A career-spanning collection of short stories that illustrates the writer’s preoccupation with animals, artists, and the fantastical.
The stories in this volume—split into sections called “Among the Animals,” “Among the Artists,” and “Metamorphoses”—were gathered from more than 30 years of Martin’s published work (The Ghost of the Mary Celeste, 2014, etc.). But one recurring question, which Martin voices in her introduction, is strung through them all: “Are we animals, or are we something else?” Whether they’re self-absorbed painters, deserted women, or even centaurs, Martin’s characters are torn between the facades they don and the baser, more animalistic impulses—the needs for power, attention, and revenge—that animate them. In "Spats," Lydia, who’s recently been abandoned by her husband, contemplates exacting revenge on his beloved dogs, which are still in her care. "The Freeze" finds a middle-aged teacher spurned by a young love interest at a party; in a resulting state of self-pity, she ignores an ominous noise outside her house during a thunderstorm. "Among the Artists" offers "The Unfinished Novel," the collection’s standout.
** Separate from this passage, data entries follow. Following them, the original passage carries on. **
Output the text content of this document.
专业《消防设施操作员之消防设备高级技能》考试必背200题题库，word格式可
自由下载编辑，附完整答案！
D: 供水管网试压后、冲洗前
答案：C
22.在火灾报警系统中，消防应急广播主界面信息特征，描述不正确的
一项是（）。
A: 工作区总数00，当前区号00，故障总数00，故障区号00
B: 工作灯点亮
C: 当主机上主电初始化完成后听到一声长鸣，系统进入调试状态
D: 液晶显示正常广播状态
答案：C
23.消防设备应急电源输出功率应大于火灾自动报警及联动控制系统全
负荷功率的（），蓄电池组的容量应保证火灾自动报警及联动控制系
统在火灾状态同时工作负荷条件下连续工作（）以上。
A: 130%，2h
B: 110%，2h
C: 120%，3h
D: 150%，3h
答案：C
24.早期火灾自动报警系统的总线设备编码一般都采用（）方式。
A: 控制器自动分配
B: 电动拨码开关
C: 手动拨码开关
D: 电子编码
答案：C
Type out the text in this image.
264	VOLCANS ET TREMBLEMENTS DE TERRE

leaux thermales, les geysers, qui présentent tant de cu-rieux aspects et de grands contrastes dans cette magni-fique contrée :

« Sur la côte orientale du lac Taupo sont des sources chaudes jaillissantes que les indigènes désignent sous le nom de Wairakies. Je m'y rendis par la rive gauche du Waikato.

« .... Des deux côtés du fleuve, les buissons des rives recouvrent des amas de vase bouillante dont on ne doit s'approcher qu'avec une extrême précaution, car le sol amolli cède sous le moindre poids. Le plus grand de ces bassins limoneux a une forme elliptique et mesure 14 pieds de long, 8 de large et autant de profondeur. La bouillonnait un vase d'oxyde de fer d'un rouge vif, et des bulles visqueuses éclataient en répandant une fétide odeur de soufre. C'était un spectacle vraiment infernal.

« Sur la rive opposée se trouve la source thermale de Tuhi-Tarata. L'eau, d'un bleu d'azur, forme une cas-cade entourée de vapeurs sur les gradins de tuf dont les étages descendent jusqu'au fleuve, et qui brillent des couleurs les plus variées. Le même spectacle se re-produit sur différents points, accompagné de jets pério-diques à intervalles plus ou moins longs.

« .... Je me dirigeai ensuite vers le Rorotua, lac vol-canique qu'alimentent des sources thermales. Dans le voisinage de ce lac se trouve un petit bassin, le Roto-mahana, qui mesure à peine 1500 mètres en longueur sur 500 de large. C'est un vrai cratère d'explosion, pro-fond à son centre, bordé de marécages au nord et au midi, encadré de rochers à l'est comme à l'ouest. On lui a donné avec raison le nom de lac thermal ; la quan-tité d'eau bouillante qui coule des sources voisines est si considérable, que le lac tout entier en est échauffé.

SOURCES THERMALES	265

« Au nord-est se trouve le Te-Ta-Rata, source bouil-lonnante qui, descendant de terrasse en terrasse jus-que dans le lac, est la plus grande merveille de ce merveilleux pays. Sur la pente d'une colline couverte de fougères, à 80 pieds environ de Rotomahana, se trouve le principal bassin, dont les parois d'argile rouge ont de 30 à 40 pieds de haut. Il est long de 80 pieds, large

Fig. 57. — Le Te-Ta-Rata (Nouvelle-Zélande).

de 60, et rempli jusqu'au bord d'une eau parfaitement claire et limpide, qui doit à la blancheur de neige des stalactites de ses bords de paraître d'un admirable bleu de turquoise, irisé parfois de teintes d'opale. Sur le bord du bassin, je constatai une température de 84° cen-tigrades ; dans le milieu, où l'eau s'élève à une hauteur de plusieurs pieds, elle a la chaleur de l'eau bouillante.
Maxwell, a moderately successful novelist, is visiting his hometown of New Orleans when he encounters Rita Richard, a former lover from his graduate writing program who broke his heart long ago. Once golden-haired and blessed with a prose style that “made us all sick with envy,” Rita is now frumpy and still unpublished, so Maxwell assures himself of his superiority; but when, after her death, he finds himself in possession of her writing, he must decide between his curiosity and contempt. Here, the characters are sketched with such complexity that the reader’s sympathies are torn for the whole story. While the final section showcases Martin’s imagination—a brutal mermaid watches humans drown in the eponymous "Sea Lovers"; a centaur falls in love with the opera in "Et In Arcadiana Ego"—Martin doesn’t enter those characters’ minds quite as deeply as in her other stories, making them less emotionally appealing. But overall, this is an insightful look into the evolution of Martin’s writing and her talent for depicting our darker natures.
Varied, engaging, and often shocking.